Le emozioni contano più dei sentimenti in questo universo narrativo e, nonostante la sconfortante presenza di una continua violenza fisica e psicologica con cui è bersagliato il protagonista, il peso più importante è quello dell’edificante amore gratuito, che sia di uno sconosciuto, di un amico o di un amante. Jenkins regala scene iconiche e simboliche come quella che nel primo capitolo del film racconta l’incontro di Little con l’oceano: una sorta di battesimo e di rinascita che una meravigliosa inquadratura a pelo d’acqua ci regala in tutta la sua intensità.
Anche il comparto sonoro è però di grande efficacia e mentre vi è un uso analogico del volume in più di una scena, la colonna sonora ci avvince con atmosfere alla Malick andando nella direzione parallela ma opposta a quell’Hamilton di Lin-Manuel Miranda che ha sconvolto Broadway diventando un vero caso in America: qui anziché trovare un commento musicale hip hop su un contesto d’epoca, troviamo la musica classica in una storia ambientata nel ghetto.
Le performance del cast sono tra le più memorabili degli ultimi anni.

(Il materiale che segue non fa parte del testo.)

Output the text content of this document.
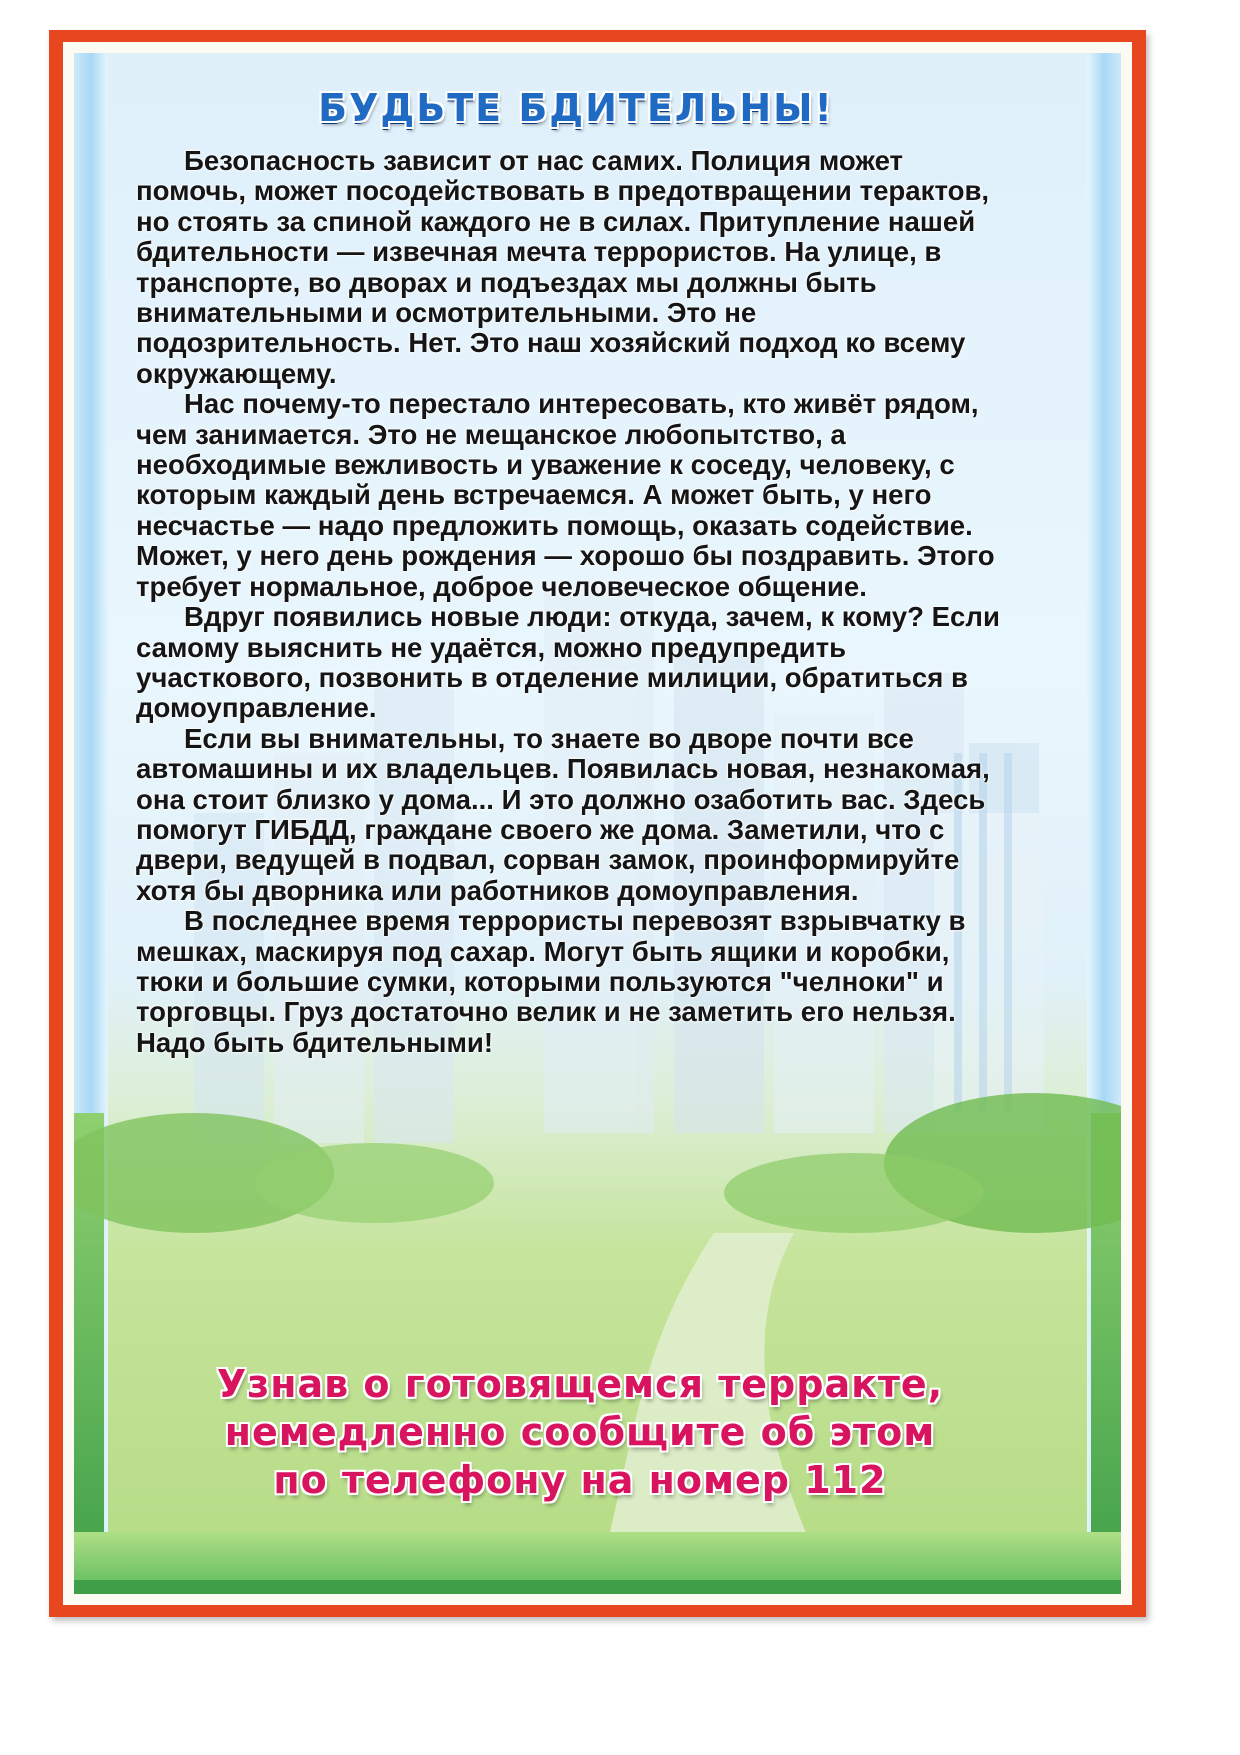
БУДЬТЕ БДИТЕЛЬНЫ!

Безопасность зависит от нас самих. Полиция может помочь, может посодействовать в предотвращении терактов, но стоять за спиной каждого не в силах. Притупление нашей бдительности — извечная мечта террористов. На улице, в транспорте, во дворах и подъездах мы должны быть внимательными и осмотрительными. Это не подозрительность. Нет. Это наш хозяйский подход ко всему окружающему.

Нас почему-то перестало интересовать, кто живёт рядом, чем занимается. Это не мещанское любопытство, а необходимые вежливость и уважение к соседу, человеку, с которым каждый день встречаемся. А может быть, у него несчастье — надо предложить помощь, оказать содействие. Может, у него день рождения — хорошо бы поздравить. Этого требует нормальное, доброе человеческое общение.

Вдруг появились новые люди: откуда, зачем, к кому? Если самому выяснить не удаётся, можно предупредить участкового, позвонить в отделение милиции, обратиться в домоуправление.

Если вы внимательны, то знаете во дворе почти все автомашины и их владельцев. Появилась новая, незнакомая, она стоит близко у дома... И это должно озаботить вас. Здесь помогут ГИБДД, граждане своего же дома. Заметили, что с двери, ведущей в подвал, сорван замок, проинформируйте хотя бы дворника или работников домоуправления.

В последнее время террористы перевозят взрывчатку в мешках, маскируя под сахар. Могут быть ящики и коробки, тюки и большие сумки, которыми пользуются "челноки" и торговцы. Груз достаточно велик и не заметить его нельзя. Надо быть бдительными!

Узнав о готовящемся терракте,
немедленно сообщите об этом
по телефону на номер 112
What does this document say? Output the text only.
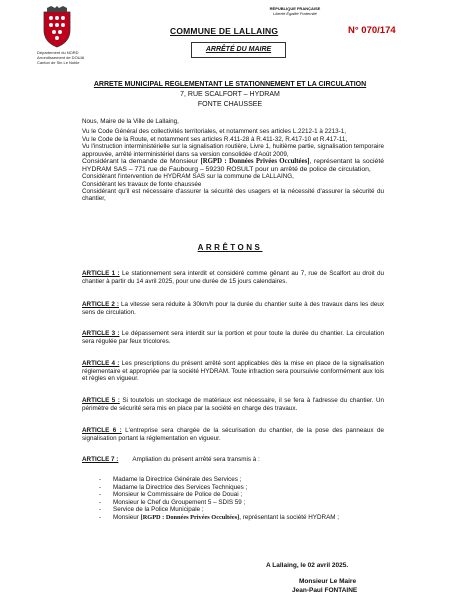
Département du NORD
Arrondissement de DOUAI
Canton de Sin Le Noble
RÉPUBLIQUE FRANÇAISE
Liberté Égalité Fraternité
COMMUNE DE LALLAING	N° 070/174
ARRÊTÉ DU MAIRE
ARRETE MUNICIPAL REGLEMENTANT LE STATIONNEMENT ET LA CIRCULATION
7, RUE SCALFORT – HYDRAM
FONTE CHAUSSEE

Nous, Maire de la Ville de Lallaing,

Vu le Code Général des collectivités territoriales, et notamment ses articles L.2212-1 à 2213-1,

Vu le Code de la Route, et notamment ses articles R.411-28 à R.411-32, R.417-10 et R.417-11,

Vu l'instruction interministérielle sur la signalisation routière, Livre 1, huitième partie, signalisation temporaire approuvée, arrêté interministériel dans sa version consolidée d'Août 2009,

Considérant la demande de Monsieur [RGPD : Données Privées Occultées], représentant la société HYDRAM SAS – 771 rue de Faubourg – 59230 ROSULT pour un arrêté de police de circulation,

Considérant l'intervention de HYDRAM SAS sur la commune de LALLAING,

Considérant les travaux de fonte chaussée

Considérant qu'il est nécessaire d'assurer la sécurité des usagers et la nécessité d'assurer la sécurité du chantier,

ARRÊTONS
ARTICLE 1 : Le stationnement sera interdit et considéré comme gênant au 7, rue de Scalfort au droit du chantier à partir du 14 avril 2025, pour une durée de 15 jours calendaires.
ARTICLE 2 : La vitesse sera réduite à 30km/h pour la durée du chantier suite à des travaux dans les deux sens de circulation.
ARTICLE 3 : Le dépassement sera interdit sur la portion et pour toute la durée du chantier. La circulation sera régulée par feux tricolores.
ARTICLE 4 : Les prescriptions du présent arrêté sont applicables dès la mise en place de la signalisation réglementaire et appropriée par la société HYDRAM. Toute infraction sera poursuivie conformément aux lois et règles en vigueur.
ARTICLE 5 : Si toutefois un stockage de matériaux est nécessaire, il se fera à l'adresse du chantier. Un périmètre de sécurité sera mis en place par la société en charge des travaux.
ARTICLE 6 : L'entreprise sera chargée de la sécurisation du chantier, de la pose des panneaux de signalisation portant la réglementation en vigueur.
ARTICLE 7 : Ampliation du présent arrêté sera transmis à :
- Madame la Directrice Générale des Services ;
- Madame la Directrice des Services Techniques ;
- Monsieur le Commissaire de Police de Douai ;
- Monsieur le Chef du Groupement 5 – SDIS 59 ;
- Service de la Police Municipale ;
- Monsieur [RGPD : Données Privées Occultées], représentant la société HYDRAM ;
A Lallaing, le 02 avril 2025.
Monsieur Le Maire
Jean-Paul FONTAINE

Uno dei più straordinari meriti del film è quello di presentare interpreti di indiscutibile talento che riescono a portare in scena una complessità fuori del comune con una naturalezza disarmante. Le interpretazioni sono tutte più che degne di nota, ma quelle che brillano di più sono quelle del misurato Trevante Rhodes, che riesce in una missione impossibile di armonizzazione degli opposti, di André Holland (The Knick), inequivocabile pur senza mai essere gigionesco, di una credibilissima Naomie Harris (la saga di 007, quella di Pirati dei Caraibi, ma anche 20 giorni dopo) e, soprattutto, di un insuperabile Mahershala Ali (House of Cards, Luke Cage, Hunger Games – Il Canto della Rivolta e Il Diritto di Contare), che brilla di un incontenibile talento che scommettiamo gli garantirà la statuetta come miglior attore non protagonista agli Academy.
In conclusione Moonlight è una pellicola assolutamente imperdibile, che con grande merito dello script riesce a non scadere mai nella banalità, rischio sono sempre in agguato quando si trattano tematiche tanto sensibili. Poco meno di due ore per lasciarci con una domanda: quel che siamo oggi cancella quel che siamo stati?